In tutto questo, in Italia Marco Cavallo — il cavallo azzurro nato nel 1973 dall’esperienza di Franco Basaglia a Trieste — riprende il suo viaggio. È iniziata sabato scorso a Gradisca d’Isonzo, uno dei Centri di Permanenza per il Rimpatrio (CPR) che le associazioni indicano come fra i più duri d’Italia. L’obiettivo è semplice e diretto: portare vicinanza, raccogliere testimonianze, mettere in luce condizioni che per i promotori «per molti versi ricordano gli Opg», ma che forse sono ancor più crudeli dal punto di vista umano». Il progetto, lanciato a febbraio dal Forum Salute Mentale, ha raccolto decine di adesioni — associazioni, gruppi, operatori, comitati, attivisti. Marco Cavallo attraverserà i CPR italiani consegnando lettere scritte dai sostenitori alle persone trattenute, accompagnato da bandiere create con tessuti di scarto. Il regista Giovanni Cioni filmerà il percorso che si conclude il 10 ottobre a Bari per trasformarlo in testimonianza visibile.

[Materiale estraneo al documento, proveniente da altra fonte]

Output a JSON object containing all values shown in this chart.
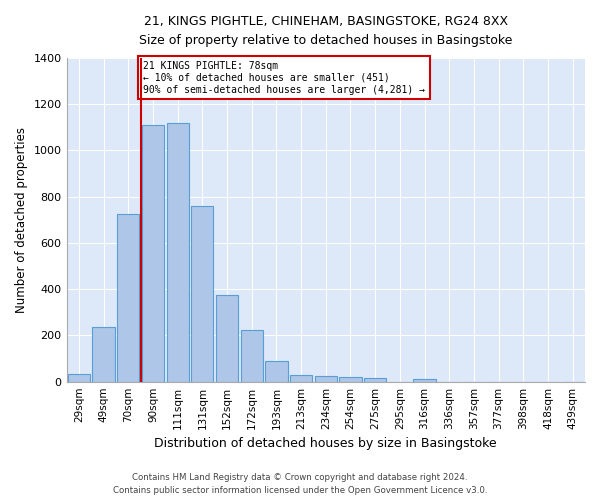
{
  "title1": "21, KINGS PIGHTLE, CHINEHAM, BASINGSTOKE, RG24 8XX",
  "title2": "Size of property relative to detached houses in Basingstoke",
  "xlabel": "Distribution of detached houses by size in Basingstoke",
  "ylabel": "Number of detached properties",
  "bar_labels": [
    "29sqm",
    "49sqm",
    "70sqm",
    "90sqm",
    "111sqm",
    "131sqm",
    "152sqm",
    "172sqm",
    "193sqm",
    "213sqm",
    "234sqm",
    "254sqm",
    "275sqm",
    "295sqm",
    "316sqm",
    "336sqm",
    "357sqm",
    "377sqm",
    "398sqm",
    "418sqm",
    "439sqm"
  ],
  "bar_values": [
    35,
    235,
    725,
    1110,
    1120,
    760,
    375,
    225,
    90,
    30,
    25,
    20,
    15,
    0,
    10,
    0,
    0,
    0,
    0,
    0,
    0
  ],
  "bar_color": "#aec6e8",
  "bar_edge_color": "#5a9fd4",
  "vline_color": "#cc0000",
  "annotation_line1": "21 KINGS PIGHTLE: 78sqm",
  "annotation_line2": "← 10% of detached houses are smaller (451)",
  "annotation_line3": "90% of semi-detached houses are larger (4,281) →",
  "annotation_box_color": "#cc0000",
  "ylim": [
    0,
    1400
  ],
  "yticks": [
    0,
    200,
    400,
    600,
    800,
    1000,
    1200,
    1400
  ],
  "bg_color": "#dde8f8",
  "footer1": "Contains HM Land Registry data © Crown copyright and database right 2024.",
  "footer2": "Contains public sector information licensed under the Open Government Licence v3.0."
}
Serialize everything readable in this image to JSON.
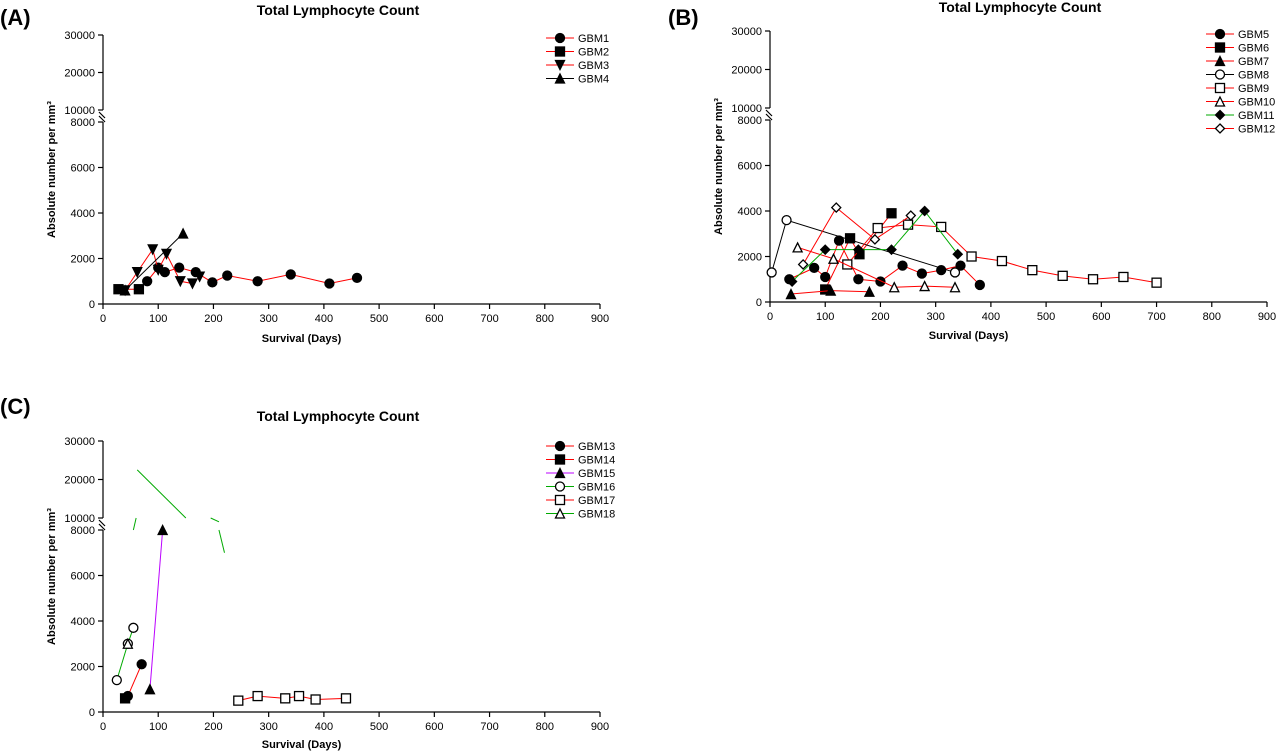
{
  "chart_data": [
    {
      "type": "line",
      "panel": "(A)",
      "title": "Total Lymphocyte Count",
      "xlabel": "Survival (Days)",
      "ylabel": "Absolute number per mm³",
      "xlim": [
        0,
        900
      ],
      "ylim_lower": [
        0,
        8000
      ],
      "ylim_upper": [
        10000,
        30000
      ],
      "x_ticks": [
        0,
        100,
        200,
        300,
        400,
        500,
        600,
        700,
        800,
        900
      ],
      "y_ticks_lower": [
        0,
        2000,
        4000,
        6000,
        8000
      ],
      "y_ticks_upper": [
        10000,
        20000,
        30000
      ],
      "legend_position": "top-right",
      "series": [
        {
          "name": "GBM1",
          "marker": "circle-filled",
          "color": "#ff0000",
          "marker_color": "#000000",
          "x": [
            80,
            100,
            112,
            138,
            168,
            198,
            225,
            280,
            340,
            410,
            460
          ],
          "y": [
            1000,
            1600,
            1400,
            1600,
            1400,
            950,
            1250,
            1000,
            1300,
            900,
            1150
          ]
        },
        {
          "name": "GBM2",
          "marker": "square-filled",
          "color": "#ff0000",
          "marker_color": "#000000",
          "x": [
            28,
            65
          ],
          "y": [
            650,
            650
          ]
        },
        {
          "name": "GBM3",
          "marker": "triangle-down-filled",
          "color": "#ff0000",
          "marker_color": "#000000",
          "x": [
            40,
            62,
            90,
            100,
            115,
            140,
            162,
            175
          ],
          "y": [
            600,
            1400,
            2400,
            1500,
            2200,
            1000,
            900,
            1200
          ]
        },
        {
          "name": "GBM4",
          "marker": "triangle-up-filled",
          "color": "#000000",
          "marker_color": "#000000",
          "x": [
            40,
            145
          ],
          "y": [
            600,
            3100
          ]
        }
      ]
    },
    {
      "type": "line",
      "panel": "(B)",
      "title": "Total Lymphocyte Count",
      "xlabel": "Survival (Days)",
      "ylabel": "Absolute number per mm³",
      "xlim": [
        0,
        900
      ],
      "ylim_lower": [
        0,
        8000
      ],
      "ylim_upper": [
        10000,
        30000
      ],
      "x_ticks": [
        0,
        100,
        200,
        300,
        400,
        500,
        600,
        700,
        800,
        900
      ],
      "y_ticks_lower": [
        0,
        2000,
        4000,
        6000,
        8000
      ],
      "y_ticks_upper": [
        10000,
        20000,
        30000
      ],
      "legend_position": "top-right",
      "series": [
        {
          "name": "GBM5",
          "marker": "circle-filled",
          "color": "#ff0000",
          "marker_color": "#000000",
          "x": [
            35,
            80,
            100,
            125,
            160,
            200,
            240,
            275,
            310,
            345,
            380
          ],
          "y": [
            1000,
            1500,
            1100,
            2700,
            1000,
            900,
            1600,
            1250,
            1400,
            1600,
            750
          ]
        },
        {
          "name": "GBM6",
          "marker": "square-filled",
          "color": "#ff0000",
          "marker_color": "#000000",
          "x": [
            100,
            145,
            162,
            220
          ],
          "y": [
            550,
            2800,
            2100,
            3900
          ]
        },
        {
          "name": "GBM7",
          "marker": "triangle-up-filled",
          "color": "#ff0000",
          "marker_color": "#000000",
          "x": [
            38,
            110,
            180
          ],
          "y": [
            350,
            500,
            450
          ]
        },
        {
          "name": "GBM8",
          "marker": "circle-open",
          "color": "#000000",
          "marker_color": "#000000",
          "x": [
            3,
            30,
            335
          ],
          "y": [
            1300,
            3600,
            1300
          ]
        },
        {
          "name": "GBM9",
          "marker": "square-open",
          "color": "#ff0000",
          "marker_color": "#000000",
          "x": [
            140,
            195,
            250,
            310,
            365,
            420,
            475,
            530,
            585,
            640,
            700
          ],
          "y": [
            1650,
            3250,
            3400,
            3300,
            2000,
            1800,
            1400,
            1150,
            1000,
            1100,
            850
          ]
        },
        {
          "name": "GBM10",
          "marker": "triangle-up-open",
          "color": "#ff0000",
          "marker_color": "#000000",
          "x": [
            50,
            115,
            225,
            280,
            335
          ],
          "y": [
            2400,
            1900,
            650,
            700,
            650
          ]
        },
        {
          "name": "GBM11",
          "marker": "diamond-filled",
          "color": "#00aa00",
          "marker_color": "#000000",
          "x": [
            40,
            100,
            160,
            220,
            280,
            340
          ],
          "y": [
            900,
            2300,
            2300,
            2300,
            4000,
            2100
          ]
        },
        {
          "name": "GBM12",
          "marker": "diamond-open",
          "color": "#ff0000",
          "marker_color": "#000000",
          "x": [
            60,
            120,
            190,
            255
          ],
          "y": [
            1650,
            4150,
            2750,
            3800
          ]
        }
      ]
    },
    {
      "type": "line",
      "panel": "(C)",
      "title": "Total Lymphocyte Count",
      "xlabel": "Survival (Days)",
      "ylabel": "Absolute number per mm³",
      "xlim": [
        0,
        900
      ],
      "ylim_lower": [
        0,
        8000
      ],
      "ylim_upper": [
        10000,
        30000
      ],
      "x_ticks": [
        0,
        100,
        200,
        300,
        400,
        500,
        600,
        700,
        800,
        900
      ],
      "y_ticks_lower": [
        0,
        2000,
        4000,
        6000,
        8000
      ],
      "y_ticks_upper": [
        10000,
        20000,
        30000
      ],
      "legend_position": "top-right",
      "series": [
        {
          "name": "GBM13",
          "marker": "circle-filled",
          "color": "#ff0000",
          "marker_color": "#000000",
          "x": [
            45,
            70
          ],
          "y": [
            700,
            2100
          ]
        },
        {
          "name": "GBM14",
          "marker": "square-filled",
          "color": "#ff0000",
          "marker_color": "#000000",
          "x": [
            40
          ],
          "y": [
            600
          ]
        },
        {
          "name": "GBM15",
          "marker": "triangle-up-filled",
          "color": "#bb00ff",
          "marker_color": "#000000",
          "x": [
            85,
            108
          ],
          "y": [
            1000,
            8000
          ]
        },
        {
          "name": "GBM16",
          "marker": "circle-open",
          "color": "#00aa00",
          "marker_color": "#000000",
          "x": [
            25,
            45,
            55
          ],
          "y": [
            1400,
            3000,
            3700
          ]
        },
        {
          "name": "GBM17",
          "marker": "square-open",
          "color": "#ff0000",
          "marker_color": "#000000",
          "x": [
            245,
            280,
            330,
            355,
            385,
            440
          ],
          "y": [
            500,
            700,
            600,
            700,
            550,
            600
          ]
        },
        {
          "name": "GBM18",
          "marker": "triangle-up-open",
          "color": "#00aa00",
          "marker_color": "#000000",
          "x": [
            45
          ],
          "y": [
            3000
          ],
          "segments": [
            {
              "x": [
                55,
                60
              ],
              "y": [
                8000,
                10000
              ]
            },
            {
              "x": [
                62,
                150
              ],
              "y": [
                22500,
                10000
              ]
            },
            {
              "x": [
                195,
                210
              ],
              "y": [
                10000,
                9000
              ]
            },
            {
              "x": [
                210,
                220
              ],
              "y": [
                8000,
                7000
              ]
            }
          ]
        }
      ]
    }
  ]
}
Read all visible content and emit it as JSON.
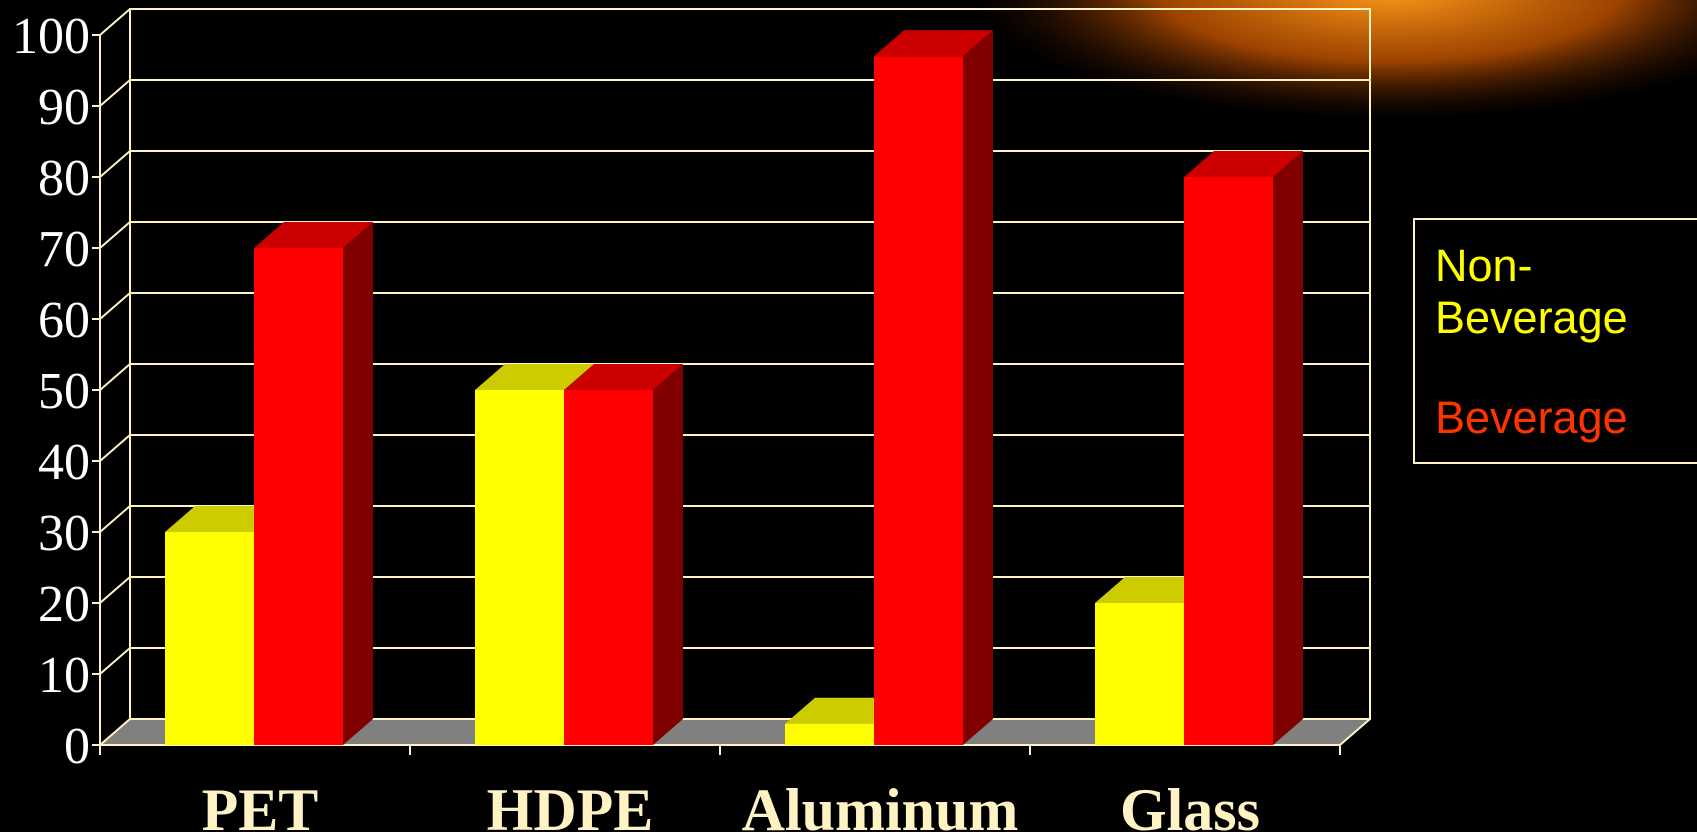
{
  "chart_data": {
    "type": "bar",
    "categories": [
      "PET",
      "HDPE",
      "Aluminum",
      "Glass"
    ],
    "series": [
      {
        "name": "Non-Beverage",
        "values": [
          30,
          50,
          3,
          20
        ],
        "color": "#ffff00"
      },
      {
        "name": "Beverage",
        "values": [
          70,
          50,
          97,
          80
        ],
        "color": "#ff0000"
      }
    ],
    "y_ticks": [
      "0",
      "10",
      "20",
      "30",
      "40",
      "50",
      "60",
      "70",
      "80",
      "90",
      "100"
    ],
    "ylim": [
      0,
      100
    ],
    "grid": true,
    "legend_position": "right",
    "style": "3d-clustered-column",
    "colors": {
      "background": "#000000",
      "grid": "#fff3c4",
      "floor": "#808080",
      "non_beverage_top": "#cccc00",
      "beverage_top": "#cc0000",
      "beverage_side": "#800000"
    }
  },
  "legend": {
    "items": [
      {
        "label": "Non-Beverage",
        "color": "#ffff00"
      },
      {
        "label": "Beverage",
        "color": "#ff3300"
      }
    ]
  }
}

Le denunce raccolte in questi mesi sono nette. La rete Mai più lager – No Cpr ha descritto l’estate vissuta dentro Gradisca: celle roventi, focolai di scabbia, ragazzi che tentano il suicidio, autolesionismi ripetuti. Si parla di pestaggi notturni con manganelli e di episodi specifici, come quello denunciato a maggio contro un giovane con problemi psichici e fisici. A fine agosto, denunciano le stesse attiviste, un ventenne identificato come S. si è procurato tagli profondi; dopo aver filmato la risposta sprezzante degli agenti nel chiedere aiuto, sarebbe stato picchiato per strappargli il cellulare dalle mani. Quelle denunce non restano astratte: indicano un corto circuito fra responsabilità del gestore, assenza di presidio sanitario efficace e un sistema di controllo che spesso funziona più per isolare che per curare. Le attiviste sintetizzano così il mese di agosto: l’emarginazione si aggrava, i servizi — compreso il presidio della salute — si dissolvono o diventano inconsistenza. La partenza da Gradisca ha anche una dimensione simbolica e politica. Il viaggio si intreccia con la campagna “180 Bene Comune. L’arte per restare umani”, promossa dal Forum Salute Mentale. La legge 180 non è solo la norma che chiuse i manicomi: è, dicono gli organizzatori, un presidio di civiltà che riguarda i diritti, il riconoscimento dell’altro, la capacità di convivere con la diversità. Oggi, avvertono, se quella memoria si affievolisce i CPR rischiano di diventare le nuove istituzioni della segregazione e della violenza sociale. E presto anche l’OMS potrebbe essere costretta a parlarne.